Oleh : Hanum Hanindita, S.Si (Penulis Artikel Islami)
Kasus kekerasan terhadap anak, baik fisik maupun seksual terus terjadi. Kekerasan yang dialami anak dilakukan oleh orang terdekat, bahkan di dalam keluarga. Beberapa fakta terbaru yang diungkap media terkait kasus ini meliputi bayi yang menjadi korban hingga anak yang ditelantarkan ayahnya.
Kisah tragis dialami bayi perempuan berusia 2 tahun yang dianiaya hingga kehilangan nyawa di tangan pasangan suami istri di Riau. Bayi malang ini memang sengaja dititipkan ibunya kepada pasutri tersebut karena sehari-hari ibunya harus bekerja setelah menjadi single parent. (medan.kompas.com, 15/06/25)
Pada waktu yang hampir bersamaan, seorang anak berusia 7 tahun ditemukan lemas tergeletak dengan kondisi tubuh kurus di lantai Pasar Kebayoran Lama. Korban dievakuasi oleh petugas Satpol PP dan dibawa ke Puskesmas Cipulir 2, Jakarta Selatan. Diduga, korban dianiaya oleh ayahnya di Surabaya lalu dibawa dan ditinggalkan di Jakarta. Kini, kasus tersebut masih diselidiki oleh tim gabungan dari Bareskrim Polri, Polda Metro Jaya, dan Polres Metro Jakarta Selatan. (kumparan.com, 15/06/25)

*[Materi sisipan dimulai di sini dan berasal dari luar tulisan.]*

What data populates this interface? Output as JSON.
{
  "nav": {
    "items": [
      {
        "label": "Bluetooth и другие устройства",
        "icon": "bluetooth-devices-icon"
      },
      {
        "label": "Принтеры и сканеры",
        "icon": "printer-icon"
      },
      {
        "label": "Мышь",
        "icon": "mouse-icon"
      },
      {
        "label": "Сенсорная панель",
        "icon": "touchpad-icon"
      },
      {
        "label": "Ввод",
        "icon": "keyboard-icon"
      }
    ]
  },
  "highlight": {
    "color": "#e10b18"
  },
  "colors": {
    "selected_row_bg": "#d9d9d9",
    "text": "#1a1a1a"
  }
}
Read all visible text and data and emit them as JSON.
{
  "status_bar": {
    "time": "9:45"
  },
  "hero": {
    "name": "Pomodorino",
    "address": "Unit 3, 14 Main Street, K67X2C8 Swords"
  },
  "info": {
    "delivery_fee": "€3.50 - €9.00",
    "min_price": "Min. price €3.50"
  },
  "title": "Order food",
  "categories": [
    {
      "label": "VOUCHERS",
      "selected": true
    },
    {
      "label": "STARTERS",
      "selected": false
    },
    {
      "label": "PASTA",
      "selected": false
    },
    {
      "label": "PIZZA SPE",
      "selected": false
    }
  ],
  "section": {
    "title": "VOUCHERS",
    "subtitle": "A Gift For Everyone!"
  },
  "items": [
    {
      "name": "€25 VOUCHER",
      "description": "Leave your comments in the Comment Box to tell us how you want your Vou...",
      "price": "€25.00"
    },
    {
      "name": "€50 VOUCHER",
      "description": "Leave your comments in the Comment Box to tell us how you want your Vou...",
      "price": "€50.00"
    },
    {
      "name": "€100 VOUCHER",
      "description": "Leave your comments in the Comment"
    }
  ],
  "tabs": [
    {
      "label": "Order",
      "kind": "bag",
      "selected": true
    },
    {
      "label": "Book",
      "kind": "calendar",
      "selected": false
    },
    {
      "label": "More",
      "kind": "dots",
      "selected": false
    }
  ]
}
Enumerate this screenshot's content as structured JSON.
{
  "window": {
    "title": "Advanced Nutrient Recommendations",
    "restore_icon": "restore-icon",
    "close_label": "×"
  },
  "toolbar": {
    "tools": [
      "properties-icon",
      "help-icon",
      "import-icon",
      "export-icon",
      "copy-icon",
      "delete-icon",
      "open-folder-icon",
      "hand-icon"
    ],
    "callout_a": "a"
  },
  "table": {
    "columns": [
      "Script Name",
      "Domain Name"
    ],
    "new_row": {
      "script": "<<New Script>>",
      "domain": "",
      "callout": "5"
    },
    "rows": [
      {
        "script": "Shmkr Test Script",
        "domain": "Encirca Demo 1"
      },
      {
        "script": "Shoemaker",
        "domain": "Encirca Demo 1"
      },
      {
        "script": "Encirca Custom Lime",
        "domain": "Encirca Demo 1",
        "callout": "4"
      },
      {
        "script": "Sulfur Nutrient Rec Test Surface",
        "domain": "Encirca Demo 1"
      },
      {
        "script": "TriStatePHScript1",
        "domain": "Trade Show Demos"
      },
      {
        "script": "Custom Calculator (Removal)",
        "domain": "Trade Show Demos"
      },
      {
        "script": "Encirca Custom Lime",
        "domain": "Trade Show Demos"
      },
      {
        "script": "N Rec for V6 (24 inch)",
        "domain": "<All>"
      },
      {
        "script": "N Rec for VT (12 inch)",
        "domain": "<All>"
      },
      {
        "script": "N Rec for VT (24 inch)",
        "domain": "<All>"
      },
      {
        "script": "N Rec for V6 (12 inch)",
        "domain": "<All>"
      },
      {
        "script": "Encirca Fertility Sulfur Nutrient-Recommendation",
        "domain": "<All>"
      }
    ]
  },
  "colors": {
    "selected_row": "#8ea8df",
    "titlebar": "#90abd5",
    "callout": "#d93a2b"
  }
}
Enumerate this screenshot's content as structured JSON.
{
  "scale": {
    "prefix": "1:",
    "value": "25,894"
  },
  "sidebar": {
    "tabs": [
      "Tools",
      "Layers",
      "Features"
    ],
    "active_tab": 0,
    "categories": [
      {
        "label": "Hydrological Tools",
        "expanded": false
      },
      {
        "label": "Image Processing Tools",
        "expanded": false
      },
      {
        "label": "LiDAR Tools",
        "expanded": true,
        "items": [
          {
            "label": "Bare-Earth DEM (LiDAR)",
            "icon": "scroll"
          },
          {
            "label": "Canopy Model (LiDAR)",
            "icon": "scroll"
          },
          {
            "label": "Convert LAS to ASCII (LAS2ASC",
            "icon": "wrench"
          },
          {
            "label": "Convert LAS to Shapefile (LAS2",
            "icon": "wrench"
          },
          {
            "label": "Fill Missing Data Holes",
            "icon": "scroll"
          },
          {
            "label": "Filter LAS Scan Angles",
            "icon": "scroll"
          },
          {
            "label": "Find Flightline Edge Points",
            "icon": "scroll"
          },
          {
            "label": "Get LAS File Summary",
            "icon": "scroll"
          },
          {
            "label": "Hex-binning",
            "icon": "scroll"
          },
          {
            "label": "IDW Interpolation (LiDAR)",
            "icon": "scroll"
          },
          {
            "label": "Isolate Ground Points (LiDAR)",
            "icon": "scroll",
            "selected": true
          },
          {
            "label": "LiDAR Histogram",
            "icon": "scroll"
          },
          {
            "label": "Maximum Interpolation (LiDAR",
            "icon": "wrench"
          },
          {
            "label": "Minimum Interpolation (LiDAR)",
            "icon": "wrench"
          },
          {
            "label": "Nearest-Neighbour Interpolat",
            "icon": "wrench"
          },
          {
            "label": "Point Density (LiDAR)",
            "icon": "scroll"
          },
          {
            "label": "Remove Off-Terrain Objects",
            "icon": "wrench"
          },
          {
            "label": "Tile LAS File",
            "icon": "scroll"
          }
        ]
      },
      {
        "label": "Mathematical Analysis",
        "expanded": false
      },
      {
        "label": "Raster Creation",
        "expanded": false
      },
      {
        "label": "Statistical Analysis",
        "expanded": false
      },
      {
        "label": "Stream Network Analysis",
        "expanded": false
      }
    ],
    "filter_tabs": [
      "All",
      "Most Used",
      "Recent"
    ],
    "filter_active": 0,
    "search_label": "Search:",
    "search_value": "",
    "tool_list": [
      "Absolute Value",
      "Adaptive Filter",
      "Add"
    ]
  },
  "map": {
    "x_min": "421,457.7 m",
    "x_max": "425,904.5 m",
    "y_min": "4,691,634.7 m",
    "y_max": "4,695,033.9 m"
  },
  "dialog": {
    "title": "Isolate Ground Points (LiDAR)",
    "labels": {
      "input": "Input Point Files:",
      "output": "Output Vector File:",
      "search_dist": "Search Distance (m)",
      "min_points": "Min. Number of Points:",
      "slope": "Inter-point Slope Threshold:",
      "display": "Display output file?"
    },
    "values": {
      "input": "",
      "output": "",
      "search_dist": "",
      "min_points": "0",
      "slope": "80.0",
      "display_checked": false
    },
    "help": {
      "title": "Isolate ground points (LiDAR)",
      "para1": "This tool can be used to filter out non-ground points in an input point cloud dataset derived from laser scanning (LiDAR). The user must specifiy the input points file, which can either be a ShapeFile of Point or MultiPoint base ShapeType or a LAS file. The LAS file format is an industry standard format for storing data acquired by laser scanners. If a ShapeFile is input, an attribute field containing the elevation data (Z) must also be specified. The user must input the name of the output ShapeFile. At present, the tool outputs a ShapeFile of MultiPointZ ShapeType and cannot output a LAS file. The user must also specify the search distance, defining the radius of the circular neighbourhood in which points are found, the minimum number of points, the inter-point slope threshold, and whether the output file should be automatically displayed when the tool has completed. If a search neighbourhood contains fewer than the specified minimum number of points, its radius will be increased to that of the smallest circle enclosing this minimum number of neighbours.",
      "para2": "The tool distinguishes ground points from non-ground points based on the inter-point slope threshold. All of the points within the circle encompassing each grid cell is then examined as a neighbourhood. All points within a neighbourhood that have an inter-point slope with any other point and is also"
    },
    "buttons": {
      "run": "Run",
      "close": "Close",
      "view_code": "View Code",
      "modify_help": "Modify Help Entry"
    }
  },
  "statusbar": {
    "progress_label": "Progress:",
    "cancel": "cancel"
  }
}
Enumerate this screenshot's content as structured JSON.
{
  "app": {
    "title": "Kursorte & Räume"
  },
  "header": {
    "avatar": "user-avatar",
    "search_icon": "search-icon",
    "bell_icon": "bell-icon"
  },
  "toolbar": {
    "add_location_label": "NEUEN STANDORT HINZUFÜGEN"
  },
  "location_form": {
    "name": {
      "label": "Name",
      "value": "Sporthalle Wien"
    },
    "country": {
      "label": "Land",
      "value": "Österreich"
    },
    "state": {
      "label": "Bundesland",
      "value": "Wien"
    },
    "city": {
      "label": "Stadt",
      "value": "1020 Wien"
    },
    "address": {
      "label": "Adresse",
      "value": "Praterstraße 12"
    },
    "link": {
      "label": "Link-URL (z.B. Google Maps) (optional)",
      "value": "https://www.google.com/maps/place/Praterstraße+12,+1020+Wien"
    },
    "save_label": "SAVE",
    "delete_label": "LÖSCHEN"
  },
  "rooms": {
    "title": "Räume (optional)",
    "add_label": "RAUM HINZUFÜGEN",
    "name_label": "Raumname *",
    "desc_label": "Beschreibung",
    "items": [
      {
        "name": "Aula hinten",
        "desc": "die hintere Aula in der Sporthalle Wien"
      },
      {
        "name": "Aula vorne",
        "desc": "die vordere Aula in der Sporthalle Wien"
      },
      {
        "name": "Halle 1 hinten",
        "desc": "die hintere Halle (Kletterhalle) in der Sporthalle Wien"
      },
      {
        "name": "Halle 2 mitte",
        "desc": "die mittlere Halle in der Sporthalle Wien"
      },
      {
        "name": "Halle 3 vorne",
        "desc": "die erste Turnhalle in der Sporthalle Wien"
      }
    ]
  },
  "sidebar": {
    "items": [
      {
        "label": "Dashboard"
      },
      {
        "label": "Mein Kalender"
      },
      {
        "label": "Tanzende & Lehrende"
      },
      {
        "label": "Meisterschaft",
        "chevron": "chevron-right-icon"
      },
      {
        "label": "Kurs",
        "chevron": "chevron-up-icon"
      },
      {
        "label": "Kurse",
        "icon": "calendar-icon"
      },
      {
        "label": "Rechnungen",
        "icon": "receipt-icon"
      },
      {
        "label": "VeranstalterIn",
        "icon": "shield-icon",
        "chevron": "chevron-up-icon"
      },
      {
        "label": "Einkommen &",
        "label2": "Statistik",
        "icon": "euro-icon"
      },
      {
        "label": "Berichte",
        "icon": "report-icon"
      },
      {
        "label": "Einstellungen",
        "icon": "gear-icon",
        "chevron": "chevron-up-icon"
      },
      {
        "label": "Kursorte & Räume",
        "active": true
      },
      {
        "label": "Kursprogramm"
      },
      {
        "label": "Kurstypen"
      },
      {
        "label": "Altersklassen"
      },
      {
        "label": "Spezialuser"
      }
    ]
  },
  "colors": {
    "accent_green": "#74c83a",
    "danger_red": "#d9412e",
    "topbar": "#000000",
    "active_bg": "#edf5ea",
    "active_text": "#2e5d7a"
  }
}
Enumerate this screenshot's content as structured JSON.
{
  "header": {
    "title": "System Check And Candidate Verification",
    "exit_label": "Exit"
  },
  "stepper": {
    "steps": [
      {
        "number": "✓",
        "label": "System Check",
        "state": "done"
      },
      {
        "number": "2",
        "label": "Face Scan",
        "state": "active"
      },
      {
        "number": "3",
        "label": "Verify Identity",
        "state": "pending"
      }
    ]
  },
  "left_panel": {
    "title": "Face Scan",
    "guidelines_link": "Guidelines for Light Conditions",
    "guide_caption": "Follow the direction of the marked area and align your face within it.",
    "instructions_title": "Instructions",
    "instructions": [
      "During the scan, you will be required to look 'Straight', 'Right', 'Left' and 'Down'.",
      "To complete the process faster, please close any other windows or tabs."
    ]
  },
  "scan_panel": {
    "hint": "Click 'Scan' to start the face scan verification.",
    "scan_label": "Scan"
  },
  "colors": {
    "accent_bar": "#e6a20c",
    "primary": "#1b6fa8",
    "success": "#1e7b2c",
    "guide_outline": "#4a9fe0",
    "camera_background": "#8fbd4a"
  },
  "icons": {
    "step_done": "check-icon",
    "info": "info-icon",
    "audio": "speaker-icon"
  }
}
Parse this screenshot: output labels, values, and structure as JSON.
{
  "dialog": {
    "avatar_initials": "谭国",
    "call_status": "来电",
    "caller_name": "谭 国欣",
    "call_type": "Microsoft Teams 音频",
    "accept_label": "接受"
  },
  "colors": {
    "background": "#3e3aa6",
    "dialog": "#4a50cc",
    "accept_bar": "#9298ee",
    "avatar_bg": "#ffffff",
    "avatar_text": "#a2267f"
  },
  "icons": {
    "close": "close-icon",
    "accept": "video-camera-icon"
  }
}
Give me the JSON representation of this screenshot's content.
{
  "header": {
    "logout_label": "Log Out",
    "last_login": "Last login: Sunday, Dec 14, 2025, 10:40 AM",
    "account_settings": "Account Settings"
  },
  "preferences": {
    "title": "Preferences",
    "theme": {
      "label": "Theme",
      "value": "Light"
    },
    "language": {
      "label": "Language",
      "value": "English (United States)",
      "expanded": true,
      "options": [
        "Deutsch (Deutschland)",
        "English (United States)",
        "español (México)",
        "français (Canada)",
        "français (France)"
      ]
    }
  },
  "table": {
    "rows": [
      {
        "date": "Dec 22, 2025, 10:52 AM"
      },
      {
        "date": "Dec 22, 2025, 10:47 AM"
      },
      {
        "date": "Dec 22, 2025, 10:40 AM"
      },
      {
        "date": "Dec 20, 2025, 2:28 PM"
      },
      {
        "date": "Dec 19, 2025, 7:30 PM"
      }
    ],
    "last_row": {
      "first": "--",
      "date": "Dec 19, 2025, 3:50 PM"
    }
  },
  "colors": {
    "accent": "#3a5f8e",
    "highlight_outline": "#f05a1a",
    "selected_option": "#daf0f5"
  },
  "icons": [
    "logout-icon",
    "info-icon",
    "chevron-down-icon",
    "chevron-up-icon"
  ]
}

Keluarga seharusnya menjadi tempat yang aman bagi anak. Di sanalah anak mendapatkan perlindungan dan kasih sayang yang melimpah. Namun, melihat banyaknya kasus kekerasan pada anak yang melibatkan orang terdekat maupun keluarga tentu memunculkan pertanyaan dimana lagikah tempat yang aman bagi anak. Sudah sejauh mana peran yang dilakukan negara untuk menyelesaikan problem ini?
Akar Masalah Kekerasan Pada Anak
Kekerasan di lingkungan keluarga dipengaruhi oleh banyak faktor, di antaranya adalah faktor ekonomi, emosi yang tidak terkontrol, kerusakan moral hingga iman yang lemah dan kurangnya pemahaman akan fungsi dan peran sebagai orang tua. Namun, semua ini pada hakikatnya adalah faktor cabang yang muncul karena adanya akar masalah yang menjadi penyebab utamanya.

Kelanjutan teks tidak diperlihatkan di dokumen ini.